Rural Rate Relief (RRR) provides 100 per cent business rates relief for certain properties that are based in eligible rural areas with populations below 3,000.
At the Budget, the Valuation Office announced updated property values from the 2026 revaluation. This revaluation is the first since pandemic, which has led to significant increases in rateable values for some properties.
In recognition of the impact of the revaluation on bills, the Government has introduced a support package worth £4.3 billion to protect against ratepayers seeing large overnight increases in bills. This includes the Supporting Small Business scheme, which supports ratepayers who have lost eligibility for certain reliefs, including RRR. This means most properties seeing increases have them capped at 15% or less in 2026/27, or £800 for the smallest.

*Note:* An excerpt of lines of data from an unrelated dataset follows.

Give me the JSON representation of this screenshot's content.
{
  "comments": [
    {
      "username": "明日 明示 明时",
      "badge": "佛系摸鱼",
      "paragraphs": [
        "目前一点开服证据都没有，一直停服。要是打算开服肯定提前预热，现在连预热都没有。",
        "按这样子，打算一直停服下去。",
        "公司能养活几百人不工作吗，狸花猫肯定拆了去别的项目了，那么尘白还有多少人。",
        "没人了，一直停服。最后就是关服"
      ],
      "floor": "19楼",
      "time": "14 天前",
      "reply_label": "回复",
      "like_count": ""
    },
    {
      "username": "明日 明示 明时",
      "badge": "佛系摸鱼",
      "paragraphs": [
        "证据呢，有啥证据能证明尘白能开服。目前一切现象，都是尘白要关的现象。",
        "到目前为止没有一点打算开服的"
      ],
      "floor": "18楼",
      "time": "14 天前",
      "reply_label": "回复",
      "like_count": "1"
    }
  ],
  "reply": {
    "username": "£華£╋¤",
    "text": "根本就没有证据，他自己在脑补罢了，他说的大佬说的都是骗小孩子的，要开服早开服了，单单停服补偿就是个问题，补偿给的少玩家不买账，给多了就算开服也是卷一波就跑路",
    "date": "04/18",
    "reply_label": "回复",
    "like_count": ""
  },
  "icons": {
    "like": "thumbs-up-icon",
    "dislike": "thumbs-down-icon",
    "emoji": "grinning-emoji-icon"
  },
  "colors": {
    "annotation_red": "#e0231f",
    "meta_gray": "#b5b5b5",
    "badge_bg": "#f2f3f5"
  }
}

More broadly, the Government has introduced new permanently lower multipliers for eligible retail, hospitality and leisure properties. The Government has also introduced a 1-year 15 per cent relief for all pubs and live music venues in 2026/27, on top of the existing support package announced at the Budget. For the following two years, their bills will be frozen in real terms.
Around a third of properties pay no business rates as they receive 100 per cent Small Business Rate Relief (SBRR), with an additional 85,000 benefitting from reduced bills as this relief tapers. At the Budget, the Government introduced an additional two years of SBRR for businesses expanding into a second property to support small businesses to grow and expand.